When the last Vietnam deployments concluded in December 1971, the cutters of Squadron Three had cruised 1.3 million miles, inspected more than 50,000 vessels, and fired 77.000 rounds. The experience was to prove useful in the coming drug war.
By 1977, satellite weather information and the ability of aircraft to fly over most weather made the ocean station program unnecessary. It was terminated, and the 327-foot cutters began interdicting the heavy drug traffic between South America and the United States. (In mid-1980, many of the cutters were diverted from this duty to assist more than 100,000 Cuban refugees fleeing to the United States in every form of water craft. The Ingham, for example, engaged in 54 SAR cases involving 1,588 Cuban refugees.)

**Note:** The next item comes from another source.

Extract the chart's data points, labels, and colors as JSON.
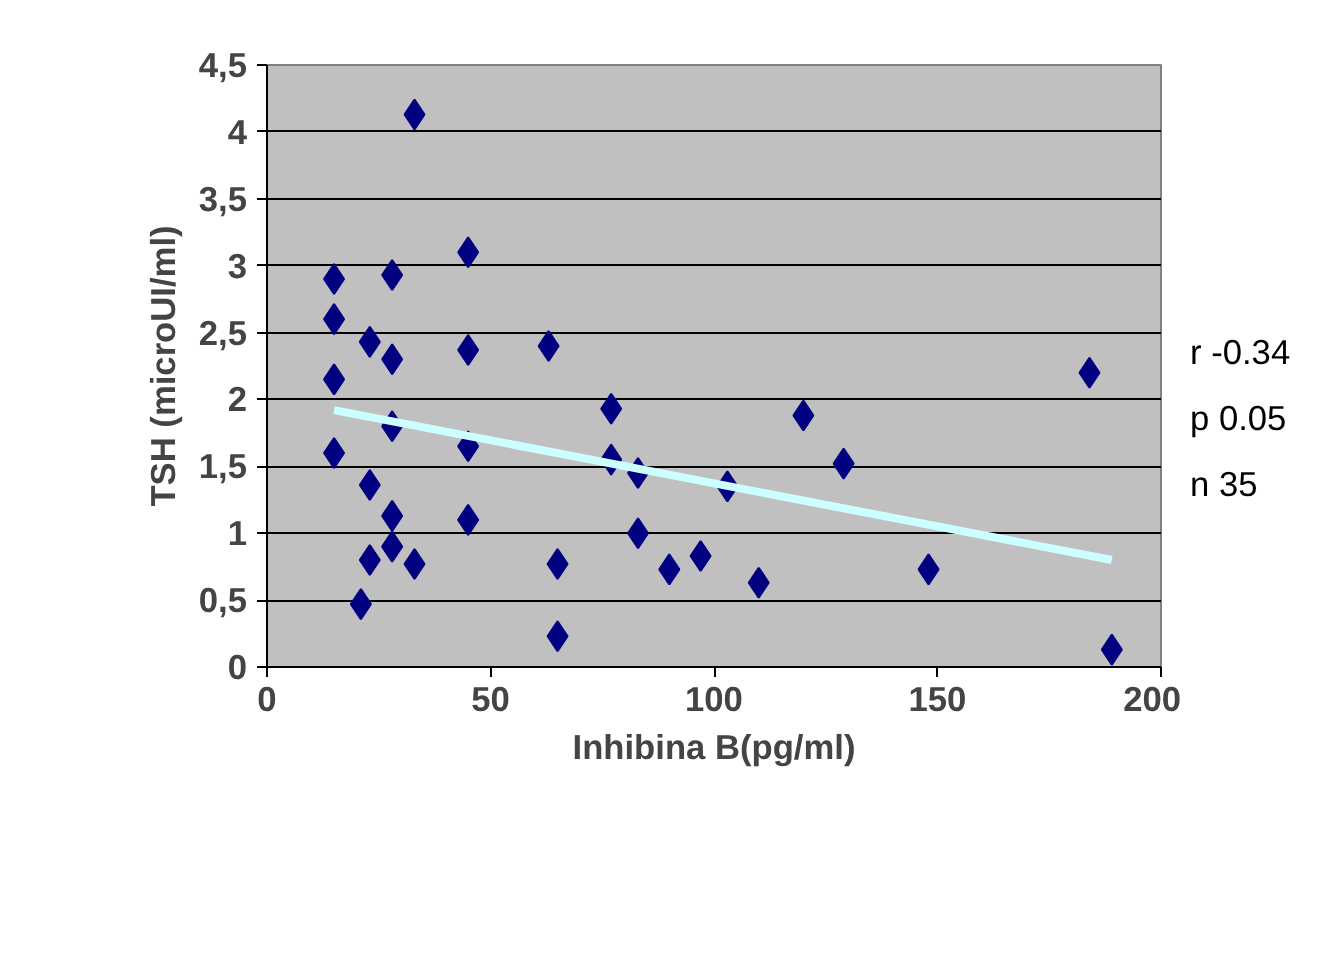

As the Coast Guard pursued them more aggressively, drug runners invested huge sums of their illicit profits in ever-newer and faster planes and boats. They developed new techniques for concealing smuggled drugs and evading the Coast Guard and law enforcement agencies. The Coast Guard responded with increased patrols and new detection methods, an intensified multiagency intelligence effort, and assistance from the other armed forces. Hundreds of drug runners have been seized or sunk, though hundreds of others manage to evade the patrols along the several thousand miles of U. S. coastline.

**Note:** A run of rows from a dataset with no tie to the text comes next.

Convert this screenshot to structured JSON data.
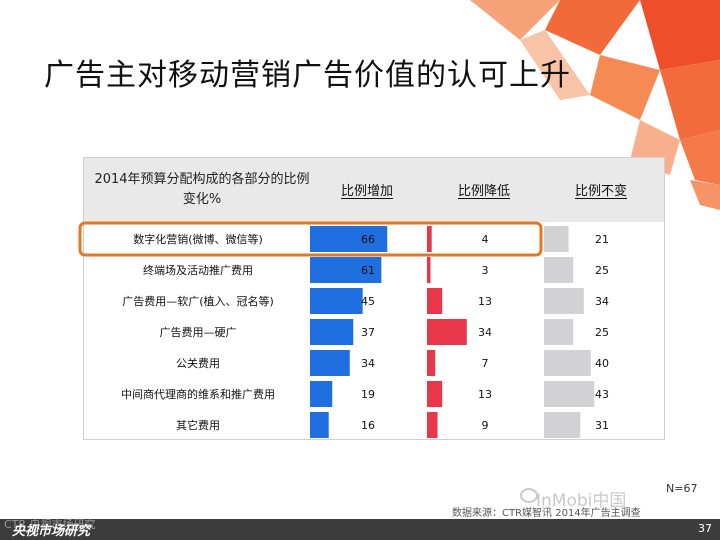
{
  "slide": {
    "title": "广告主对移动营销广告价值的认可上升",
    "n_label": "N=67",
    "source": "数据来源：CTR媒智讯 2014年广告主调查",
    "wechat_text": "InMobi中国",
    "footer_text": "央视市场研究",
    "footer_logo": "CTR 央视市场研究",
    "page_number": "37"
  },
  "colors": {
    "increase": "#1f6fe0",
    "decrease": "#e8374a",
    "unchanged": "#d2d2d4",
    "highlight": "#e8761e",
    "header_bg": "#e9e9e9",
    "deco_orange": "#f26a3a",
    "footer": "#3c3c3c"
  },
  "chart_data": {
    "type": "bar",
    "title": "2014年预算分配构成的各部分的比例变化%",
    "categories": [
      "数字化营销(微博、微信等)",
      "终端场及活动推广费用",
      "广告费用—软广(植入、冠名等)",
      "广告费用—硬广",
      "公关费用",
      "中间商代理商的维系和推广费用",
      "其它费用"
    ],
    "series": [
      {
        "name": "比例增加",
        "values": [
          66,
          61,
          45,
          37,
          34,
          19,
          16
        ],
        "color": "#1f6fe0"
      },
      {
        "name": "比例降低",
        "values": [
          4,
          3,
          13,
          34,
          7,
          13,
          9
        ],
        "color": "#e8374a"
      },
      {
        "name": "比例不变",
        "values": [
          21,
          25,
          34,
          25,
          40,
          43,
          31
        ],
        "color": "#d2d2d4"
      }
    ],
    "highlighted_category": "数字化营销(微博、微信等)",
    "xlim": [
      0,
      100
    ],
    "grid": false,
    "legend": "none"
  }
}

In the continuing battle, the Ingham, the grand old lady of the 327s, continues to live up to her well-earned reputation. In 1985, for instance, the Ingham seized a number of smugglers and rescued the crew of a sunken merchant ship in the South Atlantic. The year before her 1986 decommissioning, the Taney—by then the Ingham’s sole surviving sister—captured a drug vessel 800 miles off the Florida coast with a cargo of drugs valued at $140 million, an all-time record seizure.
From Greenland to Cape Horn, from Indonesia to Suez, in peace and war and in numerous and varied roles— from the terror of night battles with U-boats to the tedium of weather patrol—the rugged and versatile 327-foot cutters have indeed proved to be ships for all seasons.